PJ America chairman Rick Sherman agreed that investor inattention to small-cap companies like his is common and largely undeserved.
"Small-cap restaurant companies are generally unloved by the investing public," said Sherman, who founded PJ America along with the same investors who took the company private. "And this is a pattern I think is continuing in the rest of the industry."
Doug Stephens, president and CEO of PJ United, told the Birmingham Business Journal that his company made decisions intended to benefit PJ America in the long term, but that such choices rarely please shareholders.
"There are no long-term owners on Wall Street, only short-term renters," he said. "For us, this wasn't a 50-yard dash."
Scott Richardson, a director at Goldsmith Agio Helms, an investment baking firm that specializes in merger and acquisition services, said major investors search for companies with double-digit growth, not the numbers generated by NPC and PJ America.
"If growth is 2 to 3 percent, like you saw with NPC, that's not something Wall Street finds attractive," said Richardson, whose company was hired by NPC's board of directors to represent minority shareholders during the buy-back. "It's also not large enough to be attractive to large mutual funds and institutional investors."

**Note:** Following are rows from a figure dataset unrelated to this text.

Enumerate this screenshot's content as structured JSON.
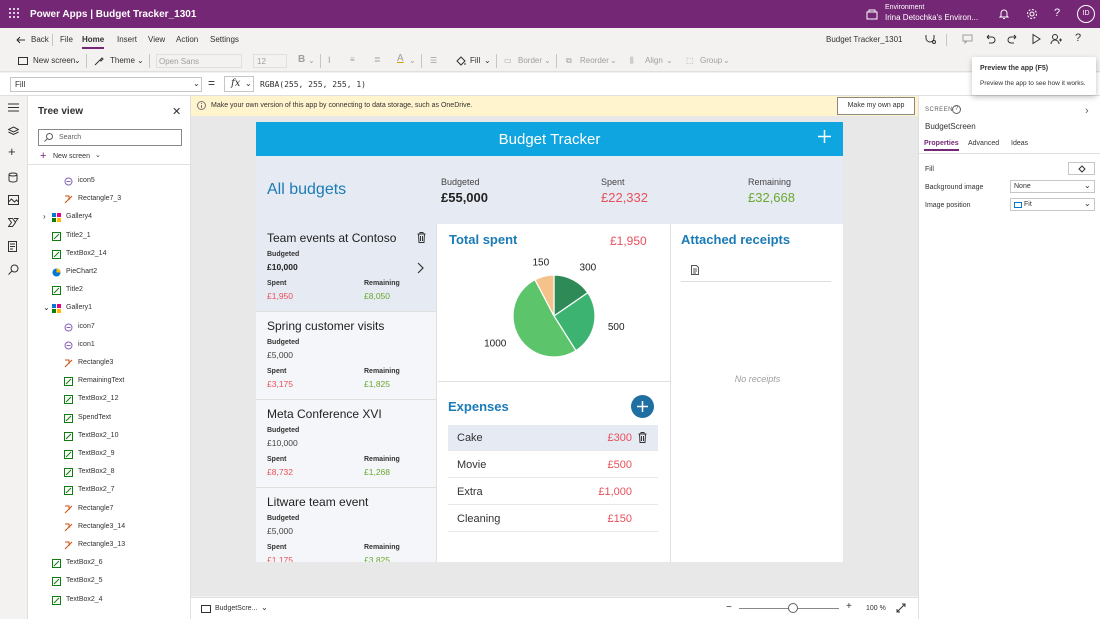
{
  "topbar": {
    "app_title": "Power Apps  |  Budget Tracker_1301",
    "environment_label": "Environment",
    "environment_name": "Irina Detochka's Environ...",
    "avatar_initials": "ID",
    "color": "#742774"
  },
  "menu": {
    "back": "Back",
    "items": [
      "File",
      "Home",
      "Insert",
      "View",
      "Action",
      "Settings"
    ],
    "active": "Home",
    "document_name": "Budget Tracker_1301"
  },
  "toolbar": {
    "new_screen": "New screen",
    "theme": "Theme",
    "font": "Open Sans",
    "font_size": "12",
    "bold": "B",
    "fill": "Fill",
    "border": "Border",
    "reorder": "Reorder",
    "align": "Align",
    "group": "Group"
  },
  "formula": {
    "property": "Fill",
    "equals": "=",
    "fx": "fx",
    "value": "RGBA(255, 255, 255, 1)"
  },
  "tooltip": {
    "title": "Preview the app (F5)",
    "body": "Preview the app to see how it works."
  },
  "notification": {
    "text": "Make your own version of this app by connecting to data storage, such as OneDrive.",
    "button": "Make my own app"
  },
  "tree": {
    "title": "Tree view",
    "search_placeholder": "Search",
    "new_screen": "New screen",
    "items": [
      {
        "label": "icon5",
        "icon": "icon"
      },
      {
        "label": "Rectangle7_3",
        "icon": "shape"
      },
      {
        "label": "Gallery4",
        "icon": "gallery"
      },
      {
        "label": "Title2_1",
        "icon": "text"
      },
      {
        "label": "TextBox2_14",
        "icon": "text"
      },
      {
        "label": "PieChart2",
        "icon": "chart"
      },
      {
        "label": "Title2",
        "icon": "text"
      },
      {
        "label": "Gallery1",
        "icon": "gallery"
      },
      {
        "label": "icon7",
        "icon": "icon"
      },
      {
        "label": "icon1",
        "icon": "icon"
      },
      {
        "label": "Rectangle3",
        "icon": "shape"
      },
      {
        "label": "RemainingText",
        "icon": "text"
      },
      {
        "label": "TextBox2_12",
        "icon": "text"
      },
      {
        "label": "SpendText",
        "icon": "text"
      },
      {
        "label": "TextBox2_10",
        "icon": "text"
      },
      {
        "label": "TextBox2_9",
        "icon": "text"
      },
      {
        "label": "TextBox2_8",
        "icon": "text"
      },
      {
        "label": "TextBox2_7",
        "icon": "text"
      },
      {
        "label": "Rectangle7",
        "icon": "shape"
      },
      {
        "label": "Rectangle3_14",
        "icon": "shape"
      },
      {
        "label": "Rectangle3_13",
        "icon": "shape"
      },
      {
        "label": "TextBox2_6",
        "icon": "text"
      },
      {
        "label": "TextBox2_5",
        "icon": "text"
      },
      {
        "label": "TextBox2_4",
        "icon": "text"
      }
    ]
  },
  "app": {
    "header_title": "Budget Tracker",
    "summary": {
      "title": "All budgets",
      "budgeted_label": "Budgeted",
      "budgeted_value": "£55,000",
      "spent_label": "Spent",
      "spent_value": "£22,332",
      "remaining_label": "Remaining",
      "remaining_value": "£32,668"
    },
    "budgets": [
      {
        "name": "Team events at Contoso",
        "budgeted_label": "Budgeted",
        "budgeted": "£10,000",
        "spent_label": "Spent",
        "spent": "£1,950",
        "remaining_label": "Remaining",
        "remaining": "£8,050"
      },
      {
        "name": "Spring customer visits",
        "budgeted_label": "Budgeted",
        "budgeted": "£5,000",
        "spent_label": "Spent",
        "spent": "£3,175",
        "remaining_label": "Remaining",
        "remaining": "£1,825"
      },
      {
        "name": "Meta Conference XVI",
        "budgeted_label": "Budgeted",
        "budgeted": "£10,000",
        "spent_label": "Spent",
        "spent": "£8,732",
        "remaining_label": "Remaining",
        "remaining": "£1,268"
      },
      {
        "name": "Litware team event",
        "budgeted_label": "Budgeted",
        "budgeted": "£5,000",
        "spent_label": "Spent",
        "spent": "£1,175",
        "remaining_label": "Remaining",
        "remaining": "£3,825"
      }
    ],
    "total_spent_title": "Total spent",
    "total_spent_value": "£1,950",
    "expenses_title": "Expenses",
    "expenses": [
      {
        "name": "Cake",
        "amount": "£300"
      },
      {
        "name": "Movie",
        "amount": "£500"
      },
      {
        "name": "Extra",
        "amount": "£1,000"
      },
      {
        "name": "Cleaning",
        "amount": "£150"
      }
    ],
    "receipts_title": "Attached receipts",
    "no_receipts": "No receipts"
  },
  "chart_data": {
    "type": "pie",
    "slices": [
      {
        "label": "300",
        "value": 300,
        "color": "#2e8b57"
      },
      {
        "label": "500",
        "value": 500,
        "color": "#3cb371"
      },
      {
        "label": "1000",
        "value": 1000,
        "color": "#5cc46a"
      },
      {
        "label": "150",
        "value": 150,
        "color": "#f6c28b"
      }
    ]
  },
  "rightpanel": {
    "screen_label": "SCREEN",
    "screen_name": "BudgetScreen",
    "tabs": [
      "Properties",
      "Advanced",
      "Ideas"
    ],
    "fill_label": "Fill",
    "bg_image_label": "Background image",
    "bg_image_value": "None",
    "image_position_label": "Image position",
    "image_position_value": "Fit"
  },
  "bottombar": {
    "screen_selector": "BudgetScre...",
    "zoom_minus": "−",
    "zoom_plus": "+",
    "zoom_value": "100 %"
  },
  "colors": {
    "header_blue": "#0ea5e0",
    "title_blue": "#1b7bb6",
    "spent_red": "#e8505b",
    "remaining_green": "#6aa830"
  }
}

But that doesn't make such an investment unwise, he added.
"From a business standpoint, a company like NPC is tremendously attractive because it generates so much cash and provides a wonderful return on invested capital," Richardson said.
Calls to NPC International for comment on the buy-back were not returned, but both Carlin and Richardson speculate that Bicknell, like PJ America's board, will enjoy the return to the private sector. The costs and hassles associated with regular SEC filings will be gone, and the ability to make decisions for the benefit of the company-not thousands of shareholders-will allow both companies to focus on operations. Relieved of those burdens, Sherman said he'll definitely enjoy the change.
Headquarters: Birmingham, Ala.
"As a private company, we only have to answer to ourselves and our lenders," said Sherman. "We can make decisions more quickly this way, and if we want to choose to do something for the long-term, we can."
Carlin believes the real benefits each company can expect will be derived from a restaurant market that remains strong despite the current economic downturn. He said NPC and PJ America are well run, their products are in high demand and value-priced-a winning combination investors overlooked.
"The fact of the matter is that the trends aren't changing; people are eating out more," Carlin said. "There are more dayparts to be exploited because people are working more. I think the current situation is nothing more than a mere breather before we see restaurants stocks move again."